At this very moment, my altar is pieced together and looking quite well. My statuette of Cernunnos presides proudly at it's center, deer antlers on either side and a number of other affiliated knick-knacks completing my sacred space in a woodsy bohemian feel with middle eastern accents that feels wholly my own. My significant other having heard I needed more space, moved the bedroom furniture to give me what I needed, carefully rearranging things to take up the new space in such a supportive way I felt my eyes water as soon as I saw how he'd spent his Sunday while I was at work. All of that, all of this, has come so easily to me it feels like I've done this before. Like I've walked this path before. I've instinctively placed pagan items in my decorating, not realizing what I was doing until now.
But what I find myself struggling with, seems to be the portion that most women are able to do far better than I ever have. Communicate with their femininity, and through this, the Goddess herself. It isn't that I'm not feminine. I wear make up, jewelry, skinny jeans and cute blouses. I follow the fashions, I sing, I love with my heart on my sleeve, I mother my children. All of these things are stereotypical female things to do. And yet, I find myself struggling to envision a maternal source of divinity. I know where it comes from. I know this is going to be painful...and I thought I could avoid it. But it seems the Goddesses have other plans for me.
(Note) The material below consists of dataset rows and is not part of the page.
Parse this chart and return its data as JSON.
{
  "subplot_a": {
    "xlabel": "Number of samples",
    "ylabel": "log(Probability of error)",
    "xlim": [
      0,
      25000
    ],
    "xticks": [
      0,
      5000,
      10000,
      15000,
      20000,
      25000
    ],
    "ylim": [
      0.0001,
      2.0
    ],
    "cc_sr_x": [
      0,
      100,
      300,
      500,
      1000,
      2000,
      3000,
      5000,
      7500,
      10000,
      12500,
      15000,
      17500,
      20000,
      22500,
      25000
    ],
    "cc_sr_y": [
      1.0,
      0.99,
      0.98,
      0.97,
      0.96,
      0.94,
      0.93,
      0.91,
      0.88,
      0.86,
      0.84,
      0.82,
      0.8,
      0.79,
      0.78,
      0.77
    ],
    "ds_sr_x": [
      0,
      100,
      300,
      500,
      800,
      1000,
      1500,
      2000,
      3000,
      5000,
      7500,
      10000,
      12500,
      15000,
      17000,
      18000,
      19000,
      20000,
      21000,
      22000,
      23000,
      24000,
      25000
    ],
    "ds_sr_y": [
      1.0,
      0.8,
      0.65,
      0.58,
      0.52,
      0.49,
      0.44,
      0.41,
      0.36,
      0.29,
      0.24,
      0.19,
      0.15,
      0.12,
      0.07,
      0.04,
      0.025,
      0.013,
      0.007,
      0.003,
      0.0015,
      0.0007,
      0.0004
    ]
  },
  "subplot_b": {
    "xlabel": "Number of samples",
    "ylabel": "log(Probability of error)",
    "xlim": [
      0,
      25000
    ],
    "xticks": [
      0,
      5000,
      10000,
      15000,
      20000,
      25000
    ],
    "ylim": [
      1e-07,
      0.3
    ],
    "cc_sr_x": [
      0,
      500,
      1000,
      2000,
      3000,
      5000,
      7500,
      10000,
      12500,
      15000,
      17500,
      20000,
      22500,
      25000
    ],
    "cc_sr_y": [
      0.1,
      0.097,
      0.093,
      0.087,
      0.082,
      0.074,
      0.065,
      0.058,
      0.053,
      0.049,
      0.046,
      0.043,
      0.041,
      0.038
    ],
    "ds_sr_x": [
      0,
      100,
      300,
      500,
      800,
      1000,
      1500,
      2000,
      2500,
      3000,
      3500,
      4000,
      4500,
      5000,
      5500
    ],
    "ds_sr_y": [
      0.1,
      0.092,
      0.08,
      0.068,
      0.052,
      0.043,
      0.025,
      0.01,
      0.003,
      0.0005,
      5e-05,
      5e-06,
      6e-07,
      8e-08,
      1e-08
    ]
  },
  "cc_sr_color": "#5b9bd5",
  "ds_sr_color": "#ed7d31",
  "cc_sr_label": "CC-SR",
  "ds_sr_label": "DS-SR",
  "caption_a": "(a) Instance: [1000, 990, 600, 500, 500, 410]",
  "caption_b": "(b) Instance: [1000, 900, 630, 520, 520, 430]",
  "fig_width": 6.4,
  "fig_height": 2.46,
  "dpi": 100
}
I should backstep here, explain my origins so that my difficulty makes sense. I will be vague, giving the details feels a little too vulnerable- and there are a lot. Too many to make up a believable story, but then, that is the oddity that is my life. I grew up in an abusive home with two female caregivers, both of which were severely mentally ill, only one of whom actually sought diagnosis and treatment. I was neglected on a criminal level, me and all six of my siblings. Abused also. Thus my connection to a maternal source is fraught with difficulty. So much so that when I adopted my own children, it took months to form a maternal bond, and I'm not certain it went deep enough. I love my children, I have sacrificed so much, and would sacrifice anything else in order to make their lives better, but the warmth I know is lacking. I don't naturally have the affection, patience and unconditional pride in my children that I imagine most mothers have. I'm proud of my children's accomplishments, I help them with their homework and encourage them(sometimes light a fire under their little behinds) to succeed. But again, the warmth in my heart is lacking.
I came to look on my own mother as a disappointment in many ways. I was told from a young age because of my wanderlust(constantly exploring the desert and bringing home cool rocks and small animals), my general obnoxious sense of humor, my eagerness to wrestle and my odd way of peacemaking by trying to teach others common sense(doesn't work by the way) that she did not know how to love me. If I ever tried to appeal to her about my unhappiness that she never wanted to hear about my day or talk to me the way she chatted with my sister, I got the feeling I had just broken her heart. So I learned not to seek her attention, or the attentions of any mother figure. I learned to dislike women as a whole, seeing them as petty and vindictive creatures like my mother and sisters and avoided every older female I could. I had a few female friends during my school years, and we stuck to each other like glue. They are still my friends today, but in my mind women were untrustworthy and so those friends were the exception, not the rule.
Of course as an adult I realize that isn't the case. Some women are indeed petty and vindictive, most are not. Some older women are impossible to please and will never love me. Some older women love everyone unconditionally until given reason not to. But those early experiences certainly shaped my ability to befriend, believe in, and love a source of maternal love. So until a day ago, any depiction of a Goddess felt foreign, frightening and cold to me. Impossible to imagine and impossible to pray to. Then I listened to a book on tape describing Brigid, her love for all mankind and how she went about expressing that love. I felt a surge of admiration and respect, and it was as if a wall I hadn't realized I'd constructed was taken down. I feel warmth, fascination and excitement and love for the feminine side of myself, and for my exploration of what it means to believe in the idea of feminine divinity. It feels right.
This journey has been such a peaceful one. I have found parts of myself so quickly that I didn't know I had. I have come to love myself and build a joy in me that I have never felt. Religion has been such a painful presence in my life. All my life I have been trying so hard to be 'enough'. Good enough, righteous enough, smart enough, pretty enough, fast enough, strong enough. All of this enough, so that I can feel like I belong somewhere, anywhere- just somewhere. And as I start down my path as a Pagan...I feel like I belong. I feel like I am 'enough' just as I am, for the first time in my life. I feel like I am home, and I don't have to do a damn thing other than being myself. I'm a big believer in serendipity. Sometimes things are an endless struggle because you are fighting against your true nature. Sometimes letting go of what you desperately wanted for yourself can lead you to the exact path that will bring you peace. I had no idea this would ever be my path, but I'm so glad I found it.